The 21 Pitchers to Earn a Grade B+ Performance Rating for 2013
The 21 recipients of B+ performance grades include a trio of John's B+ recipients: Edwin Escobar, Tyler Glasnow, and Rafael Montero. Robert Stephenson takes a small tumble down from the exclusive grade A neighborhood to here, while Taijuan Walker and Eddie Butler drop down slightly from an A- to a B+. Clayton Blackburn was the only hurler to make the 1/3 letter skip up from a B, while 4 make the 2/3 of a grade jump from B- territory: J.R. Graham (shoulder injury casualty), Jesse Hahn, Nathan Karns, and Matt Barnes. A surprising 10 make a full letter grade leap from C+ country, with control plus batted ball outcomes standouts Kyle Hendricks and Dylan Floro leading the pack.
The 22 Pitchers to Earn a Grade B Performance Rating for 2013
Henry Owens, A.J. Cole, and Jake Odorizzi each come down a notch from a B+ grade to a B grade. Jimmy Nelson, Vince Velasquez, Pierce Johnson, and Anthony Ranaudo retain their B grades. Six climb up from a B- to a B grade and 9 rise from a C+ rating.
The 39 Pitchers to Earn a Grade B- Performance Rating for 2013
Turning attention to the 39 recipients of a B- performance grade, we find 5 former A- grade recipients: Yordano Ventura, Carlos Martinez, Aaron Sanchez, Andrew Heaney, and James Paxton (a full letter grade drop for this fivesome). Lance McCullers falls here from the B+ ranks and 5 come down from a B grade. Luke Jackson, Allen Webster, Adam Conley, Nick Tropeano, Chris Anderson, Robbie Ray, and Mike Wright hold their B- grades while 21 former C+ recipients climb up a rung to join them.
The 108 Pitchers to Earn a Grade C+ Performance Rating for 2013
We’ve reached the C+ performers now with one A grade prospect still on the lam. Surprisingly, the rogue grade A hurler doesn't surface until the 63% Performance Percentile. Despite Archie Bradley’s minuscule 1.97 AA ERA, a 1 standard deviation (SD) below league-average control rating and a half SD below average rating on batted balls offset his 1 SD above league-average strikeout rating and pulled his overall performance grade down for that portion of his campaign to slightly under league norms (49% performance percentile).

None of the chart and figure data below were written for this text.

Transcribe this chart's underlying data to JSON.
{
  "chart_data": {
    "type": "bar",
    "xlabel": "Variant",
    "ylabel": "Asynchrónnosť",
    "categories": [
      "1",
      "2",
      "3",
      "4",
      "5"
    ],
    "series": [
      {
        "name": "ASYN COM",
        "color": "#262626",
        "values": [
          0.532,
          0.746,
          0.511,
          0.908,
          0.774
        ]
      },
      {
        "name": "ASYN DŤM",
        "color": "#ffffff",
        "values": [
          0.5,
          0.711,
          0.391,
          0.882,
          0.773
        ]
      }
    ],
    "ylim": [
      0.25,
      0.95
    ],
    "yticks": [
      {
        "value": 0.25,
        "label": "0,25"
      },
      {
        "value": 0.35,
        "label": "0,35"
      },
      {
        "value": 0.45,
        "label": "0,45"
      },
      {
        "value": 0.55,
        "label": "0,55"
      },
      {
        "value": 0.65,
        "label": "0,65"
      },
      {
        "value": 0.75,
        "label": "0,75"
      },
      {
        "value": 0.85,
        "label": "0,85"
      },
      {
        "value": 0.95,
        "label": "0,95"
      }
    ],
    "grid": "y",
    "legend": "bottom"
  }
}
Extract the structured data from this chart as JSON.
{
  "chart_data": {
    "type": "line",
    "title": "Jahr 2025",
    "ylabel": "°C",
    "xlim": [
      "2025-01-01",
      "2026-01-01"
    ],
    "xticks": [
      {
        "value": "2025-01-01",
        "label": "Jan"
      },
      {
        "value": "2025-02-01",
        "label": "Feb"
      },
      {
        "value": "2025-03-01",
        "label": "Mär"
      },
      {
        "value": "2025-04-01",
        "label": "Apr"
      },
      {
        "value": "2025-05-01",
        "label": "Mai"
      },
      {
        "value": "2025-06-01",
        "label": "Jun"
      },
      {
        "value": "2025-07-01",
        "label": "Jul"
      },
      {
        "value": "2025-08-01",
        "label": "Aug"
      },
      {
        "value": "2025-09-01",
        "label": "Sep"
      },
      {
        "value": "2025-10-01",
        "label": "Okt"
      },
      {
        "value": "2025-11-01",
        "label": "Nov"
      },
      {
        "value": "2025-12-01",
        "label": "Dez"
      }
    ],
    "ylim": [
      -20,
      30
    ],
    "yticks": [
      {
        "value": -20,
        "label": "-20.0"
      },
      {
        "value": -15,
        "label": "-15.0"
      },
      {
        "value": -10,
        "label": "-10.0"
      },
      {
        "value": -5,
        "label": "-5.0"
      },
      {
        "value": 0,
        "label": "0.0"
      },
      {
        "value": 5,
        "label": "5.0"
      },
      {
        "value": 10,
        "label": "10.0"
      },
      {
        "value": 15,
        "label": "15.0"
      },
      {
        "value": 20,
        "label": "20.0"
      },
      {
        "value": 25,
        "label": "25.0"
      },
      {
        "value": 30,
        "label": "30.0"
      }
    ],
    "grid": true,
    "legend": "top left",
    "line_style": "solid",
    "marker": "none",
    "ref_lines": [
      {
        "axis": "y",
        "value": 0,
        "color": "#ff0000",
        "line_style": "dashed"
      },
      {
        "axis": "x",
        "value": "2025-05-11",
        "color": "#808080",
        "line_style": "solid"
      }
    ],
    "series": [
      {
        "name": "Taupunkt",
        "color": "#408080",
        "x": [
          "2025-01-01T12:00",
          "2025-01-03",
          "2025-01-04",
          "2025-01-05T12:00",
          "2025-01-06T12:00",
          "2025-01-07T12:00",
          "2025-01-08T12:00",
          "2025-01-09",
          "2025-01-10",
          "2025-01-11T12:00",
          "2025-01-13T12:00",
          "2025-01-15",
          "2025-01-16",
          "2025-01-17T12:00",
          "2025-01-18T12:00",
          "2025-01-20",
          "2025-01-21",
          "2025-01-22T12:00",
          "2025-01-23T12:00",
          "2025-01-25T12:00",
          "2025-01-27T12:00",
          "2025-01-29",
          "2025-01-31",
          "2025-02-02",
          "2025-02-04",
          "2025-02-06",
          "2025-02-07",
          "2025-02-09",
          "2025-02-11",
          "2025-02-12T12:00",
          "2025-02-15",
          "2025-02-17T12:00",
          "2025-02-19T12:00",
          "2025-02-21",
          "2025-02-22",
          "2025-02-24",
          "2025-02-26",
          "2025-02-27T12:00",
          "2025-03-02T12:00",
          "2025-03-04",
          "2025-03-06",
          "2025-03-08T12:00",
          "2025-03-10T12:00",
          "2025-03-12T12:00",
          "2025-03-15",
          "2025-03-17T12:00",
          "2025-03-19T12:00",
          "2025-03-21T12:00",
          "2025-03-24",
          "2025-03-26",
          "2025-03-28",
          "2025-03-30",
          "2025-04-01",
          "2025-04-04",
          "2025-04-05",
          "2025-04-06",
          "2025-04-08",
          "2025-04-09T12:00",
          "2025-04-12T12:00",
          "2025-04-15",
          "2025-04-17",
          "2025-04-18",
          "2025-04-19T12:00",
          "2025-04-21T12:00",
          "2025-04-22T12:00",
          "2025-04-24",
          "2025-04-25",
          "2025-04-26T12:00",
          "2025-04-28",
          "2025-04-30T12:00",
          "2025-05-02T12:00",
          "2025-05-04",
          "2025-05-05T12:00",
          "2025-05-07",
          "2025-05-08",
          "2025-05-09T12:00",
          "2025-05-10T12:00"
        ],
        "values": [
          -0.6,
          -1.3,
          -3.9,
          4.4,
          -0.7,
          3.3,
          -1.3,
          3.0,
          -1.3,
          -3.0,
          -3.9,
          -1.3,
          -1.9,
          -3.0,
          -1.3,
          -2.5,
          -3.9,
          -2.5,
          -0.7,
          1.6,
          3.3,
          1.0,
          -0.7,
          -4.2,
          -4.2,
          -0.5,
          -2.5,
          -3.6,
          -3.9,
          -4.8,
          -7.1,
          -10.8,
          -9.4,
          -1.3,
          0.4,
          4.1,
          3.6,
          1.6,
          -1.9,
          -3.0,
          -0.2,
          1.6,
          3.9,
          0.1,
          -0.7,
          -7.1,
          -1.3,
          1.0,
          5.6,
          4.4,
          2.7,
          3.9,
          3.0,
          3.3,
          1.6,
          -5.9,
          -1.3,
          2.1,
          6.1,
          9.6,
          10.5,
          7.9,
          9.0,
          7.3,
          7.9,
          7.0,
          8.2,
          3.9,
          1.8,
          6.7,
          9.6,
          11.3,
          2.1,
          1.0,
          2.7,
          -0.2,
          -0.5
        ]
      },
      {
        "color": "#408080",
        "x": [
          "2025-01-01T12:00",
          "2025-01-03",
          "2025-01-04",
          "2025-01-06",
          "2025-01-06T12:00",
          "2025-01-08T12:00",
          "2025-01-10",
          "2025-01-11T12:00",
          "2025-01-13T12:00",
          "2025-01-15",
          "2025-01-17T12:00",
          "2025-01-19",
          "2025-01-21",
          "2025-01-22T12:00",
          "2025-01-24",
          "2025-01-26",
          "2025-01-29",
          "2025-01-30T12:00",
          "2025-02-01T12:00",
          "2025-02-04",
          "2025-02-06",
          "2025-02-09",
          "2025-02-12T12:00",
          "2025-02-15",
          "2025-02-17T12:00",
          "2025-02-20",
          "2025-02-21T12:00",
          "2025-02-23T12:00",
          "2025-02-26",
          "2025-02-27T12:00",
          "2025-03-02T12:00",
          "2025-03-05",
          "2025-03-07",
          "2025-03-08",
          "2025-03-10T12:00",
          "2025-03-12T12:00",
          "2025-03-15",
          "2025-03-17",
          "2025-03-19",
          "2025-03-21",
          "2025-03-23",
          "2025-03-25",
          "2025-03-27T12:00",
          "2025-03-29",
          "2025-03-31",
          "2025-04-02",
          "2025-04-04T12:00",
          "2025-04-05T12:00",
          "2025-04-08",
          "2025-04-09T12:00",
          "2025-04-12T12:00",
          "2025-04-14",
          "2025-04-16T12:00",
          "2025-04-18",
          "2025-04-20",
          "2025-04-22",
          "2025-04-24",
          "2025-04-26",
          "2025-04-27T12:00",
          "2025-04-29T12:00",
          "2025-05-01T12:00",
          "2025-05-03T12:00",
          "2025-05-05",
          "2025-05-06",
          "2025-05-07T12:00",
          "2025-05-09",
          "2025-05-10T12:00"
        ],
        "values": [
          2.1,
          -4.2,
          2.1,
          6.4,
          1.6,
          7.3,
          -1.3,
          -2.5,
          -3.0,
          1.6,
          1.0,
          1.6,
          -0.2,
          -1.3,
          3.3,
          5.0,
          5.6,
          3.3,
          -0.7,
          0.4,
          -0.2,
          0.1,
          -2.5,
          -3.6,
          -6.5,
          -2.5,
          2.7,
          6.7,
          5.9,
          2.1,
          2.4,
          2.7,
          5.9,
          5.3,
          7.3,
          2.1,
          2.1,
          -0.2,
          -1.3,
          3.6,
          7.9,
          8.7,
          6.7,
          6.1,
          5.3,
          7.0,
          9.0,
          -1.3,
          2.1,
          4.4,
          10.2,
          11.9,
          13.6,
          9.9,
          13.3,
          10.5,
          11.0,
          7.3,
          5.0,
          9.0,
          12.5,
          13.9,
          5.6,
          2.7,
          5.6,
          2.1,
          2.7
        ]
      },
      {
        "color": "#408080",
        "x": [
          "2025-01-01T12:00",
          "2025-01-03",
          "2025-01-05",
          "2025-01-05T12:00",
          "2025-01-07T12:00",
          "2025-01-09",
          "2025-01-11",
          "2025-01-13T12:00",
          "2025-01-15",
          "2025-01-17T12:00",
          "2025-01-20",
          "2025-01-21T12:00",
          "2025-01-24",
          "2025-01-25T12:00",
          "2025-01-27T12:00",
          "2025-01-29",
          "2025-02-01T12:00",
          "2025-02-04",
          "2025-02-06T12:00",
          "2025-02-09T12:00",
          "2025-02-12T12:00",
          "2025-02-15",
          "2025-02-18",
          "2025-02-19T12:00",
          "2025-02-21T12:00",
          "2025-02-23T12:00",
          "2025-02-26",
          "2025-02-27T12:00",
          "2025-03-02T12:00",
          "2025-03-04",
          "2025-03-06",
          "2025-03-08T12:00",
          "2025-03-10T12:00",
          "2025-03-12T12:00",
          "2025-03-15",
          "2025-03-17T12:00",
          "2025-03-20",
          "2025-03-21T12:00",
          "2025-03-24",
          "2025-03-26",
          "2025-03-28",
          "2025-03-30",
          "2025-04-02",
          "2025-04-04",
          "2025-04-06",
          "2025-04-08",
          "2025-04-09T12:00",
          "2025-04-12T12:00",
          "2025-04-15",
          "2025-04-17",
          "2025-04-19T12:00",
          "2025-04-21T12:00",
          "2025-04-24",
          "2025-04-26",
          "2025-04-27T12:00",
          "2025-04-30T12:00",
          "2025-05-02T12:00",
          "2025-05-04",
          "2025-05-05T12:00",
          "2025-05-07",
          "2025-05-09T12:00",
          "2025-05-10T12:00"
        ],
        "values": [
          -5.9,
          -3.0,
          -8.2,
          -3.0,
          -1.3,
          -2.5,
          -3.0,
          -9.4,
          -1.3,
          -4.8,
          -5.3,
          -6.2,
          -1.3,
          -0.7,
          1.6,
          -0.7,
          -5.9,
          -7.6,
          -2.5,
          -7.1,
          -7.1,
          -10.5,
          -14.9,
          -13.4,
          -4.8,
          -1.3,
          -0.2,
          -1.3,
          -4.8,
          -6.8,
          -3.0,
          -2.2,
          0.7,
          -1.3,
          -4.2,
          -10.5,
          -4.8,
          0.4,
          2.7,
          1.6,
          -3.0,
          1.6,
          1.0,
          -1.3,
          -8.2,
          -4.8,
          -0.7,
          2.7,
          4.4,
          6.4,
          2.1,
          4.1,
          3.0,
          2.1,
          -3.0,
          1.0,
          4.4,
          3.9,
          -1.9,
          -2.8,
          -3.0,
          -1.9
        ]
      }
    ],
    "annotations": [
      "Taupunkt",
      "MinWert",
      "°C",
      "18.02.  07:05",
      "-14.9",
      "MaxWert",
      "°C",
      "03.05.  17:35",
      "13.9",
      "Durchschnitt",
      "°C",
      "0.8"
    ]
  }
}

And below are the final 54 of the 204 pitchers evaluated.
With the second half of them, awarding a C+ performance grade seems rather generous; the likes of Tyler Matzek, Trevor Bauer, and Daniel Corcino would have earned F grades or thereabouts had their performance been ranked versus minor league starters in general.
The Pitchers Whose 2013 Performance Grades Most Trailed Their Pre-2014 Prospect Ranking Grades
These 15 would stand to be among 2013's most underperforming starting pitcher prospects or perhaps even today's most overrated starting pitcher prospects, per this exercise. Each of their performance grades was at least a full letter lower than their prospect grade.

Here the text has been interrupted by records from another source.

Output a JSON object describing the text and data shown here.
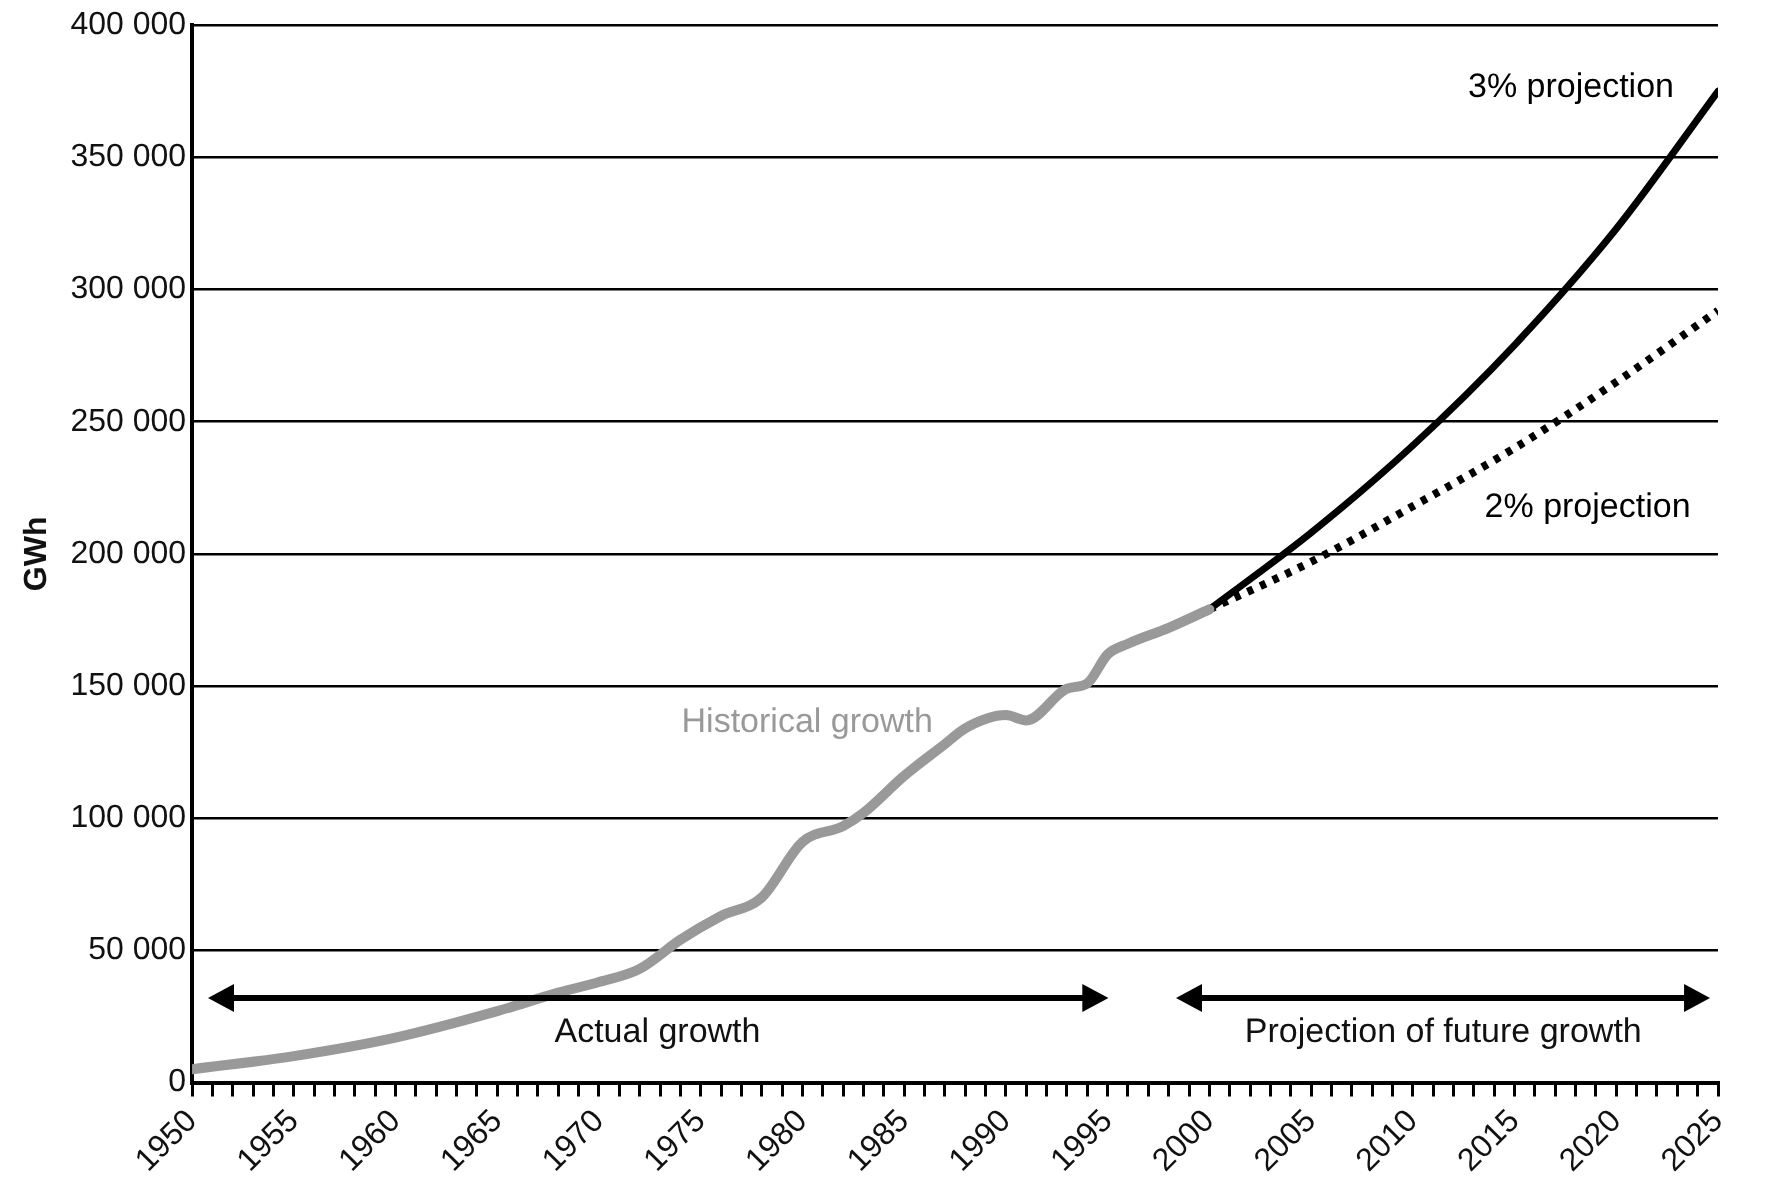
{
  "chart_data": {
    "type": "line",
    "ylabel": "GWh",
    "xlim": [
      1950,
      2025
    ],
    "xticks": [
      1950,
      {
        "value": 1951,
        "label": null
      },
      {
        "value": 1952,
        "label": null
      },
      {
        "value": 1953,
        "label": null
      },
      {
        "value": 1954,
        "label": null
      },
      1955,
      {
        "value": 1956,
        "label": null
      },
      {
        "value": 1957,
        "label": null
      },
      {
        "value": 1958,
        "label": null
      },
      {
        "value": 1959,
        "label": null
      },
      1960,
      {
        "value": 1961,
        "label": null
      },
      {
        "value": 1962,
        "label": null
      },
      {
        "value": 1963,
        "label": null
      },
      {
        "value": 1964,
        "label": null
      },
      1965,
      {
        "value": 1966,
        "label": null
      },
      {
        "value": 1967,
        "label": null
      },
      {
        "value": 1968,
        "label": null
      },
      {
        "value": 1969,
        "label": null
      },
      1970,
      {
        "value": 1971,
        "label": null
      },
      {
        "value": 1972,
        "label": null
      },
      {
        "value": 1973,
        "label": null
      },
      {
        "value": 1974,
        "label": null
      },
      1975,
      {
        "value": 1976,
        "label": null
      },
      {
        "value": 1977,
        "label": null
      },
      {
        "value": 1978,
        "label": null
      },
      {
        "value": 1979,
        "label": null
      },
      1980,
      {
        "value": 1981,
        "label": null
      },
      {
        "value": 1982,
        "label": null
      },
      {
        "value": 1983,
        "label": null
      },
      {
        "value": 1984,
        "label": null
      },
      1985,
      {
        "value": 1986,
        "label": null
      },
      {
        "value": 1987,
        "label": null
      },
      {
        "value": 1988,
        "label": null
      },
      {
        "value": 1989,
        "label": null
      },
      1990,
      {
        "value": 1991,
        "label": null
      },
      {
        "value": 1992,
        "label": null
      },
      {
        "value": 1993,
        "label": null
      },
      {
        "value": 1994,
        "label": null
      },
      1995,
      {
        "value": 1996,
        "label": null
      },
      {
        "value": 1997,
        "label": null
      },
      {
        "value": 1998,
        "label": null
      },
      {
        "value": 1999,
        "label": null
      },
      2000,
      {
        "value": 2001,
        "label": null
      },
      {
        "value": 2002,
        "label": null
      },
      {
        "value": 2003,
        "label": null
      },
      {
        "value": 2004,
        "label": null
      },
      2005,
      {
        "value": 2006,
        "label": null
      },
      {
        "value": 2007,
        "label": null
      },
      {
        "value": 2008,
        "label": null
      },
      {
        "value": 2009,
        "label": null
      },
      2010,
      {
        "value": 2011,
        "label": null
      },
      {
        "value": 2012,
        "label": null
      },
      {
        "value": 2013,
        "label": null
      },
      {
        "value": 2014,
        "label": null
      },
      2015,
      {
        "value": 2016,
        "label": null
      },
      {
        "value": 2017,
        "label": null
      },
      {
        "value": 2018,
        "label": null
      },
      {
        "value": 2019,
        "label": null
      },
      2020,
      {
        "value": 2021,
        "label": null
      },
      {
        "value": 2022,
        "label": null
      },
      {
        "value": 2023,
        "label": null
      },
      {
        "value": 2024,
        "label": null
      },
      2025
    ],
    "ylim": [
      0,
      400000
    ],
    "yticks": [
      0,
      {
        "value": 50000,
        "label": "50 000"
      },
      {
        "value": 100000,
        "label": "100 000"
      },
      {
        "value": 150000,
        "label": "150 000"
      },
      {
        "value": 200000,
        "label": "200 000"
      },
      {
        "value": 250000,
        "label": "250 000"
      },
      {
        "value": 300000,
        "label": "300 000"
      },
      {
        "value": 350000,
        "label": "350 000"
      },
      {
        "value": 400000,
        "label": "400 000"
      }
    ],
    "grid": "y",
    "legend": false,
    "marker": "none",
    "series": [
      {
        "name": "Historical growth",
        "color": "#999999",
        "line_style": "solid",
        "x": [
          1950,
          1955,
          1960,
          1965,
          1968,
          1970,
          1972,
          1974,
          1976,
          1978,
          1980,
          1982,
          1983,
          1985,
          1987,
          1988,
          1990,
          1991,
          1993,
          1994,
          1995,
          1996,
          1998,
          2000
        ],
        "values": [
          5000,
          10000,
          17000,
          27000,
          34000,
          38000,
          43000,
          54000,
          63000,
          70000,
          91000,
          97000,
          102000,
          116000,
          128000,
          134000,
          139000,
          137000,
          149000,
          151000,
          162000,
          166000,
          172000,
          179000
        ]
      },
      {
        "name": "3% projection",
        "color": "#000000",
        "line_style": "solid",
        "x": [
          2000,
          2005,
          2010,
          2015,
          2020,
          2025
        ],
        "values": [
          179000,
          208000,
          241000,
          279000,
          323000,
          375000
        ]
      },
      {
        "name": "2% projection",
        "color": "#000000",
        "line_style": "dotted",
        "x": [
          2000,
          2005,
          2010,
          2015,
          2020,
          2025
        ],
        "values": [
          179000,
          197000,
          218000,
          240000,
          265000,
          292000
        ]
      }
    ],
    "annotations": [
      "Actual growth",
      "Projection of future growth"
    ]
  }
}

The Pitchers Whose 2013 Performance Grades Most Exceeded Their Pre-2014 Prospect Ranking Grades
These 13 would stand to be among 2013's most overperforming starting pitcher prospects or perhaps even today's most underrated starting pitcher prospects, per this exercise.

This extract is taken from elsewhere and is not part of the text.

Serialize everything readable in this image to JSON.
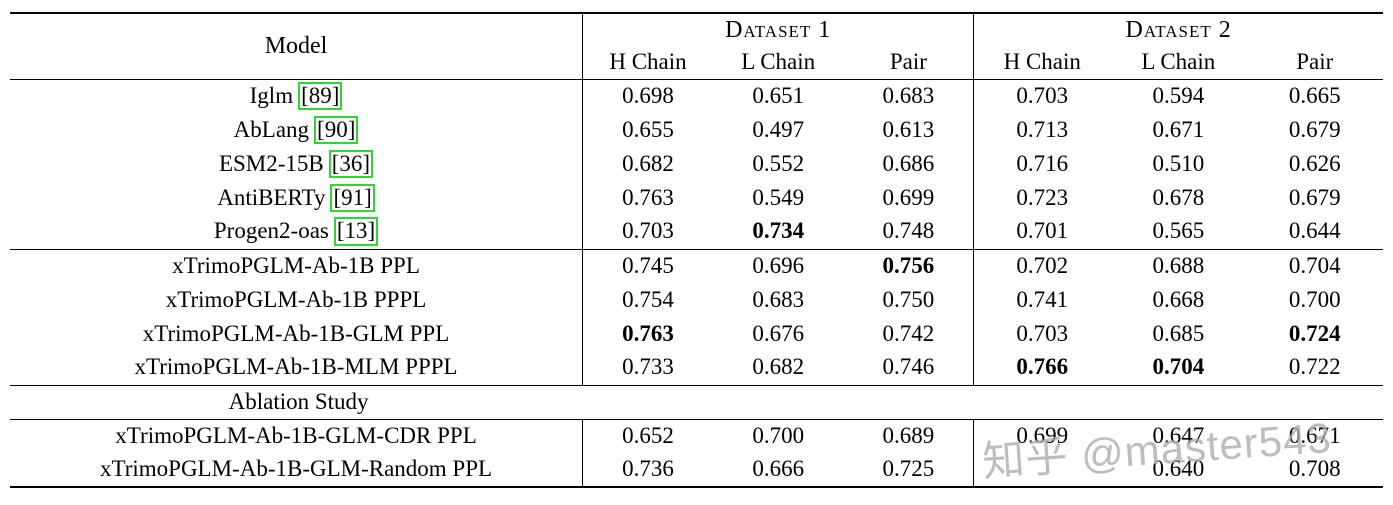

At the left, I have listed the 15 pitchers who had at least a one full letter lower performance grade than John's pre-2014 prospect grade. The group to the right includes the 15 best 2013 performers of the 204 re-ranked pitchers according to the statistical evaluation system. So which group of 15 pitchers would you prefer to have in your hypothetical farm system?